The bags of cash leaving Saxonwold, Anoj Singh’s safety deposit boxes, Iqbal Survé’s inducement, the confidential Eskom information emailed to Salim Essa, and Malusi Gigaba’s orders to his wife to delete Facebook photos of her hennaed hands taken at the Sun City wedding where our unholy union with the Gupta family became official: we were left dazed, often sickened, but seldom overly surprised.
We knew we were in serious trouble when Brian Molefe bragged about playing Tetris with power plant maintenance and touted nuclear as the only hope for the future, although we could not gauge the depth of the corruption.
It took time and money, but Chief Justice Raymond Zondo did it, with a final week-long delay which the courts will condone, and so should we. (Though that too, surprised nobody.) Truth is not a tidy exercise but it is a gift. All the clichés apply.
It was annoyingly fitting that his final report landed on a day of load-shedding and that this editorial was written by candlelight. We are where we are because all of that really happened.
Of course Zondo was obsessively trying not only to establish how we got here, but to chart a course through his recommendations to a saner country where state capture cannot repeat itself. This is the harder part, and he knew it.
If memory serves, he referred to the feeding frenzy that marked emergency Covid-19 procurement while hearing the elliptical testimony of President Cyril Ramaphosa. The personal protective equipment scandal lay beyond his mandate, as did Digital Vibes and the unfolding mess of Farmgate, but his point was that we are locked in a continuum.
Hence to file the report as the history of the Zuma years would be to waste a fine reckoning.

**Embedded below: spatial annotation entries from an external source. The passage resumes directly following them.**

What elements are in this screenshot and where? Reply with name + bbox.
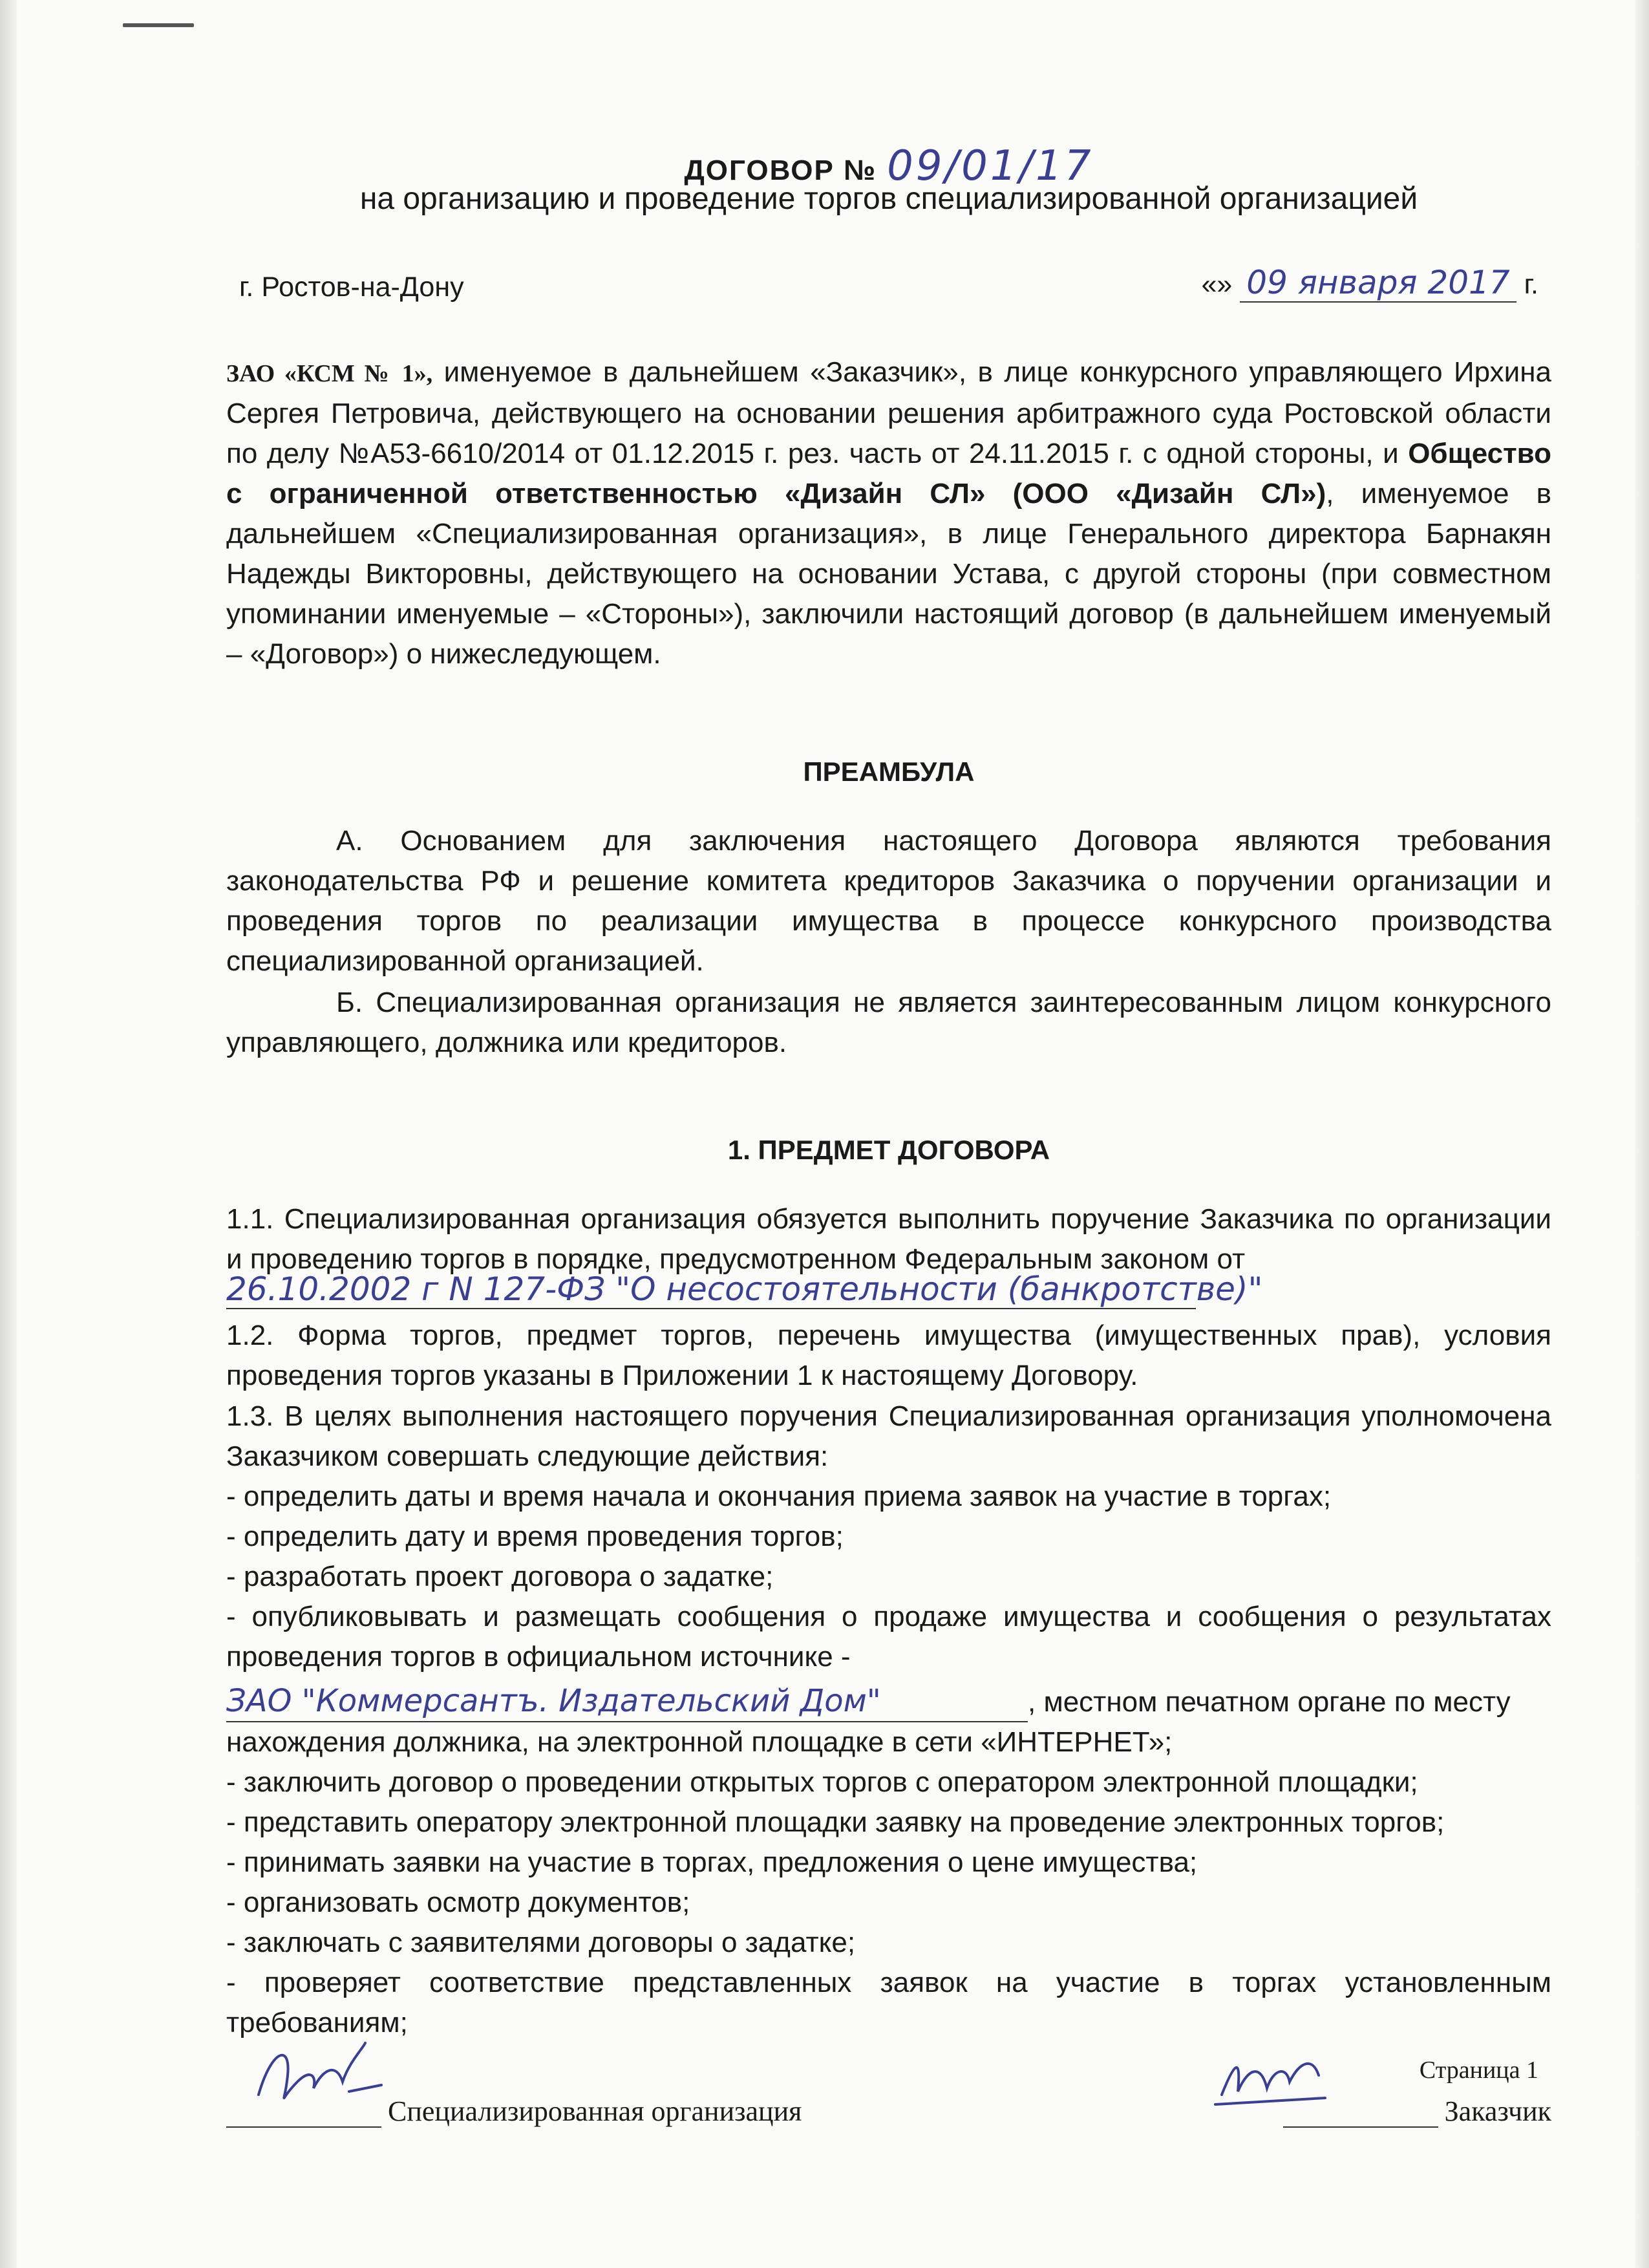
page-number: Страница 1 — [1419, 2057, 1538, 2084]
preamble-heading: ПРЕАМБУЛА — [803, 756, 975, 787]
scan-edge-right — [1635, 0, 1649, 2268]
list-item: - проверяет соответствие представленных заявок на участие в торгах установленным требованиям; — [226, 1967, 1551, 2038]
list-item: - определить даты и время начала и окончания приема заявок на участие в торгах; — [226, 1481, 1332, 1512]
scan-mark — [123, 23, 194, 27]
footer-customer — [1283, 2095, 1551, 2128]
clause-1-3 — [226, 1396, 1551, 1677]
customer-name: ЗАО «КСМ № 1», — [226, 360, 433, 387]
law-reference-handwritten: 26.10.2002 г N 127-ФЗ "О несостоятельности (банкротстве)" — [226, 1270, 1263, 1308]
signature-line-left — [226, 2126, 381, 2128]
footer-contractor-label: Специализированная организация — [388, 2095, 802, 2127]
contract-title-text: ДОГОВОР № — [684, 155, 877, 186]
list-item: - организовать осмотр документов; — [226, 1887, 690, 1918]
list-item: - принимать заявки на участие в торгах, предложения о цене имущества; — [226, 1846, 1198, 1878]
contractor-name: Общество с ограниченной ответственностью «Дизайн СЛ» (ООО «Дизайн СЛ») — [226, 438, 1551, 509]
section-1-heading: 1. ПРЕДМЕТ ДОГОВОРА — [727, 1135, 1050, 1165]
date-suffix: г. — [1524, 269, 1538, 300]
city: г. Ростов-на-Дону — [239, 272, 464, 303]
scan-edge-left — [0, 0, 17, 2268]
contract-date — [1202, 264, 1539, 301]
footer-contractor — [226, 2095, 802, 2128]
clause-1-3-text: 1.3. В целях выполнения настоящего поручения Специализированная организация уполномочена Заказчиком совершать следующие действия: — [226, 1400, 1551, 1472]
publisher-handwritten: ЗАО "Коммерсантъ. Издательский Дом" — [226, 1681, 1028, 1722]
date-handwritten: 09 января 2017 — [1240, 264, 1516, 303]
list-item: - определить дату и время проведения торгов; — [226, 1521, 844, 1552]
preamble-item-b: Б. Специализированная организация не является заинтересованным лицом конкурсного управляющего, должника или кредиторов. — [226, 987, 1551, 1058]
contract-subtitle: на организацию и проведение торгов специализированной организацией — [359, 182, 1418, 216]
clause-1-1: 1.1. Специализированная организация обязуется выполнить поручение Заказчика по организации и проведению торгов в порядке, предусмотренном Федеральным законом от — [226, 1203, 1551, 1275]
list-item: - представить оператору электронной площадки заявку на проведение электронных торгов; — [226, 1806, 1445, 1838]
intro-paragraph — [226, 352, 1551, 674]
clause-1-2: 1.2. Форма торгов, предмет торгов, перечень имущества (имущественных прав), условия проведения торгов указаны в Приложении 1 к настоящему Договору. — [226, 1320, 1551, 1391]
preamble-item-a: А. Основанием для заключения настоящего Договора являются требования законодательства РФ и решение комитета кредиторов Заказчика о поручении организации и проведения торгов по реализации имущества в процессе конкурсного производства специализированной организацией. — [226, 825, 1551, 977]
date-prefix: «» — [1201, 269, 1233, 300]
intro-text-2: , именуемое в дальнейшем «Специализированная организация», в лице Генерального директора Барнакян Надежды Викторовны, действующего на основании Устава, с другой стороны (при совместном упоминании именуемые – «Стороны»), заключили настоящий договор (в дальнейшем именуемый – «Договор») о нижеследующем. — [226, 478, 1551, 670]
list-item: - заключить договор о проведении открытых торгов с оператором электронной площадки; — [226, 1766, 1418, 1798]
list-item: - разработать проект договора о задатке; — [226, 1561, 774, 1592]
list-item: - опубликовывать и размещать сообщения о продаже имущества и сообщения о результатах проведения торгов в официальном источнике - — [226, 1601, 1551, 1673]
footer-customer-label: Заказчик — [1444, 2095, 1551, 2127]
list-item: - заключать с заявителями договоры о задатке; — [226, 1927, 856, 1958]
signature-line-right — [1283, 2126, 1438, 2128]
intro-text-1: именуемое в дальнейшем «Заказчик», в лице конкурсного управляющего Ирхина Сергея Петровича, действующего на основании решения арбитражного суда Ростовской области по делу №А53-6610/2014 от 01.12.2015 г. рез. часть от 24.11.2015 г. с одной стороны, и — [226, 356, 1551, 469]
publisher-rest: , местном печатном органе по месту нахождения должника, на электронной площадке в сети «ИНТЕРНЕТ»; — [226, 1686, 1511, 1758]
contract-number-handwritten: 09/01/17 — [887, 142, 1094, 190]
publisher-line — [226, 1681, 1551, 2043]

It speaks to the present as much as to the past and calls on Ramaphosa to review the country’s capacity to investigate and prosecute corruption and to fire ministers who took money. Volume five observes that much may have been avoided if the investigations into the Guptas and Arthur Fraser had not been halted on high order, but that last year more of the same happened when Ayanda Dlodlo allowed the commendable Project Vega to be classified as “rogue”.
We rightly doubt the Hawks’ ability to investigate the robbery at Phala Phala and the president’s insistence that the process has confined him to silence. Nothing stops him from favouring us with a cogent explanation.
Instead he acts like a man whose lawyer advised him to say as little as possible, lest the facts come along and contradict his version. He should tell where the forex came from and why it was sitting in his sofa, because we deserve to know whether it was going to pay for his political survival at a future date. Should this be the case, we won’t be shocked.